When I was laying in bed watching the Bottum Line on ESPN2 and this went across the screen...Leys just say Ive never woken up quicker in my life. I was PISSED! Then after thinking about it, This has to be one of the biggest steals in years. Its not like LaFoulz was doing anything for us.

Nash-Best-Delk
Finley-Delk-Howard
Dirk-Jamison-Najera
Walker-Jamison-Dirk-Fortson-Najera
Fortson-Bradley-Dirk


There is nothing negative you can honestly say about this squad. Defense is not gonna be as big as an isuue is everyone lets on and Rebounding is way better with this line up.

I said it once and Ill say it again:

WE WILL WIN THE CHAMPIONSHIP THIS YEAR!!!


----------



## TheRifleman (May 20, 2002)

> Originally posted by <b>Dragnsmke1</b>!
> When I was laying in bed watching the Bottum Line on ESPN2 and this went across the screen...Leys just say Ive never woken up quicker in my life. I was PISSED! Then after thinking about it, This has to be one of the biggest steals in years. Its not like LaFoulz was doing anything for us.
> 
> Nash-Best-Delk
> ...


Man - that would be soooooo nice, as Mavericks, world champions has a nice ring to it.
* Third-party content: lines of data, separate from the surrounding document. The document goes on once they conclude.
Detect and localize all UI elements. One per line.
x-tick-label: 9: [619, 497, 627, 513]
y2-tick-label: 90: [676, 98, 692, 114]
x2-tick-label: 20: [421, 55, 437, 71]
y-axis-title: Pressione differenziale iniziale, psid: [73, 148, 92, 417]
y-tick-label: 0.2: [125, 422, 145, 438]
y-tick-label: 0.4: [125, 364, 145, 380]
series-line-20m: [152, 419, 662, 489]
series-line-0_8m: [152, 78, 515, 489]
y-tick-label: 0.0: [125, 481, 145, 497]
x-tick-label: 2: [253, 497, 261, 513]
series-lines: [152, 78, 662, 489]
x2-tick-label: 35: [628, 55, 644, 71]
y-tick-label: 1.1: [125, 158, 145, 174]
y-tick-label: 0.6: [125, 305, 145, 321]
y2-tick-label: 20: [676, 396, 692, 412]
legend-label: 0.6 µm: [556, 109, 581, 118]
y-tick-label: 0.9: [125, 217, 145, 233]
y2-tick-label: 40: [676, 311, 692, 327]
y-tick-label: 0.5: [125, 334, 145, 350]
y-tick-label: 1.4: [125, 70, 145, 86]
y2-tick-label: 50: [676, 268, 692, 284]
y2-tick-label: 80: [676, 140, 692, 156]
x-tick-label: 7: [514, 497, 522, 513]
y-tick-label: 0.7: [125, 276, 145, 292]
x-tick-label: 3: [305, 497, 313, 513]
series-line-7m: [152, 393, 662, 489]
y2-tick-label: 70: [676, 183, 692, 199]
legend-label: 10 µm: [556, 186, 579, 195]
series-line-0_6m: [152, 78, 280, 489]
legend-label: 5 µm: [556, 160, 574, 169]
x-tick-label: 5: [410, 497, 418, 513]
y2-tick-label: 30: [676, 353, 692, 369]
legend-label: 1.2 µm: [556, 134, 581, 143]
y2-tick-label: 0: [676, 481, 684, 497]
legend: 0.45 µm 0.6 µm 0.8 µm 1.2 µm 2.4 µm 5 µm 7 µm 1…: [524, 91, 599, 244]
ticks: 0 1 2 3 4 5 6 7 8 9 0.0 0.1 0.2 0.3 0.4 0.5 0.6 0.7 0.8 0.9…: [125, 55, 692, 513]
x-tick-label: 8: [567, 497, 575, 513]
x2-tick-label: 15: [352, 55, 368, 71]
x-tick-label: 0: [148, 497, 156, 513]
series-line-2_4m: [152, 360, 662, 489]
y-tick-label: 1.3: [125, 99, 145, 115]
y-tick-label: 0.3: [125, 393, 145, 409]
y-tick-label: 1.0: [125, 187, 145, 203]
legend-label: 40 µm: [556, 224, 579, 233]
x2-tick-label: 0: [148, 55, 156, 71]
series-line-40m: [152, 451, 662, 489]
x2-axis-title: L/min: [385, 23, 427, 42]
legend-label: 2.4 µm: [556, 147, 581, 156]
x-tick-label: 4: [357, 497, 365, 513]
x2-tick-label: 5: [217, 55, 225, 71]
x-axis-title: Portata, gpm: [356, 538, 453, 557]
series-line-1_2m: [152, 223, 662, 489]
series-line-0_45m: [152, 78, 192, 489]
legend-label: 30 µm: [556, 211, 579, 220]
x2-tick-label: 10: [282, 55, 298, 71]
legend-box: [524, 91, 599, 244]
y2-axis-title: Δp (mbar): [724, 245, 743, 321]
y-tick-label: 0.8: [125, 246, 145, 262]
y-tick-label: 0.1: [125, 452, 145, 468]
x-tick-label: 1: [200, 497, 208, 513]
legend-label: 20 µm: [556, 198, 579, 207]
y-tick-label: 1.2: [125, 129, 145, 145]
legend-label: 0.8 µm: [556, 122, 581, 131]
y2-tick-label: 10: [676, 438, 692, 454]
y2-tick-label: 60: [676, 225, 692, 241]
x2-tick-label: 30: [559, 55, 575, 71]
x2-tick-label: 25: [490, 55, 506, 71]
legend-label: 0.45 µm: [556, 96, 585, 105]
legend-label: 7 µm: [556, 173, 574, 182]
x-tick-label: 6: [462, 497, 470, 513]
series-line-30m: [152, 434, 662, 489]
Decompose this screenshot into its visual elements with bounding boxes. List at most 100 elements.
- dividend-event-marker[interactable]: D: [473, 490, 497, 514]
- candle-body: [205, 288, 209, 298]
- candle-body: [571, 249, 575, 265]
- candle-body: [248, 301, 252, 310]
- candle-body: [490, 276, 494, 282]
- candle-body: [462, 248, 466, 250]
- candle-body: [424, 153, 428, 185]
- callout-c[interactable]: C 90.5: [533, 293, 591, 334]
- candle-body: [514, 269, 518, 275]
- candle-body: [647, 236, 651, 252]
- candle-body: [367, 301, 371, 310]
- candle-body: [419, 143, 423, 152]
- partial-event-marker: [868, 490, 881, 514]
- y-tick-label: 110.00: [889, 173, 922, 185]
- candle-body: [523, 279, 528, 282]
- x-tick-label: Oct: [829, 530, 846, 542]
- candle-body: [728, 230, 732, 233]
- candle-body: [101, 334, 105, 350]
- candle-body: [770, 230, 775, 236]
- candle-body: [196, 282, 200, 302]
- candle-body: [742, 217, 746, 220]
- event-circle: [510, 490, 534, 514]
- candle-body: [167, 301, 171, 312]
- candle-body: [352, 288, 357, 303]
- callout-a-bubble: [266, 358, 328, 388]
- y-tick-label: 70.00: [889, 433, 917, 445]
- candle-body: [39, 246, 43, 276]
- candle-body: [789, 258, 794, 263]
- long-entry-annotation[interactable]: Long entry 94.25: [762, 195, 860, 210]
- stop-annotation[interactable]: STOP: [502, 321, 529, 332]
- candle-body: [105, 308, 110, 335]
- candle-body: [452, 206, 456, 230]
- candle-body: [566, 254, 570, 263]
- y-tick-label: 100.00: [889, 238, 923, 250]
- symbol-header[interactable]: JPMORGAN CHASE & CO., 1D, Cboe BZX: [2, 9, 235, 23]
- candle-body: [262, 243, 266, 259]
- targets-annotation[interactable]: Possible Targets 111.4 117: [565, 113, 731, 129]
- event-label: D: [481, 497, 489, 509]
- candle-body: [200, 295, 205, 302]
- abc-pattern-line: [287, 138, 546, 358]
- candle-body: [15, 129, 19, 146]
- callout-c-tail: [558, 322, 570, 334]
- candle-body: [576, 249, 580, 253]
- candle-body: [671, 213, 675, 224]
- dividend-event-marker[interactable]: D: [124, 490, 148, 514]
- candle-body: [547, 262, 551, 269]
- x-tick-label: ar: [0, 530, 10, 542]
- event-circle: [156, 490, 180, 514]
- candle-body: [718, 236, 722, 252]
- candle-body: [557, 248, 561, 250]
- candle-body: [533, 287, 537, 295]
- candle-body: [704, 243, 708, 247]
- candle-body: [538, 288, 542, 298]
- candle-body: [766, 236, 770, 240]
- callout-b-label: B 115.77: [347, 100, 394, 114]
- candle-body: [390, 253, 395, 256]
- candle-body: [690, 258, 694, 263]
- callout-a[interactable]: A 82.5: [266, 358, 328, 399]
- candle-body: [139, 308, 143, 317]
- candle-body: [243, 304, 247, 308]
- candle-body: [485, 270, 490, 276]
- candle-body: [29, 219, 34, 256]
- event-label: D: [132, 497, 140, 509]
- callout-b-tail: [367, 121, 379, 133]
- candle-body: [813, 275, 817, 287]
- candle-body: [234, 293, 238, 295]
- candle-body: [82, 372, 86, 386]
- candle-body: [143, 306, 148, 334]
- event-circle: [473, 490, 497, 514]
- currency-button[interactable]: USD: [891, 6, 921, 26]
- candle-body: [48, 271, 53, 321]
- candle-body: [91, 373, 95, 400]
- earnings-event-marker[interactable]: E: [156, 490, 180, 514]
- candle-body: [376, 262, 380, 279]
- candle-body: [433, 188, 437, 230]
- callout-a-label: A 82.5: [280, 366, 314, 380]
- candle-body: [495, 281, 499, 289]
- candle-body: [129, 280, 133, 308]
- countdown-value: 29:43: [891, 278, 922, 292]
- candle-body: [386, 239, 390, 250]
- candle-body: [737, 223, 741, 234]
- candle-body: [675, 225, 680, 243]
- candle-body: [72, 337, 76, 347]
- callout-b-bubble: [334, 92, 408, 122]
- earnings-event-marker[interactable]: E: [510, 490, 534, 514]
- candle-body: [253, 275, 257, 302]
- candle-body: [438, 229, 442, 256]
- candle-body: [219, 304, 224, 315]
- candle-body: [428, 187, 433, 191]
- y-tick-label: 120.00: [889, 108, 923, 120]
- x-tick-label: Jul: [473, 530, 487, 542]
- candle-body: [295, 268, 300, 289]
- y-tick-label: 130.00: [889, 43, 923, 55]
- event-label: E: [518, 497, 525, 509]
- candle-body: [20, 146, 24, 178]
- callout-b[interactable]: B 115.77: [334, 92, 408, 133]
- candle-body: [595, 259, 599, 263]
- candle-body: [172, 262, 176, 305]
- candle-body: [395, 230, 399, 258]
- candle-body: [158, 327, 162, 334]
BTW, Walker is great at rotations on defense, as is Delk. I think with Fortson and these 2 new guys, the mavs have a legit chance at that trophy.


----------



## Mavs Dude (Jul 20, 2003)

> Originally posted by <b>ThereisnoIinteam3</b>!
> I have read a lot of quotes on this board and while everything has been pretty positive so far I hope you all give Antoine a chance to learn your teams offense and don't start throwing him to the wolves at the first sign of trouble.
> 
> I don't know anything about the Mavericks. I have only seen them a few times. What I have heard is they don't play defense and score a lot of points.
> ...


I think us Mavs fans will welcome him with open arms. To me he is last peice of the Championship puzzle.


----------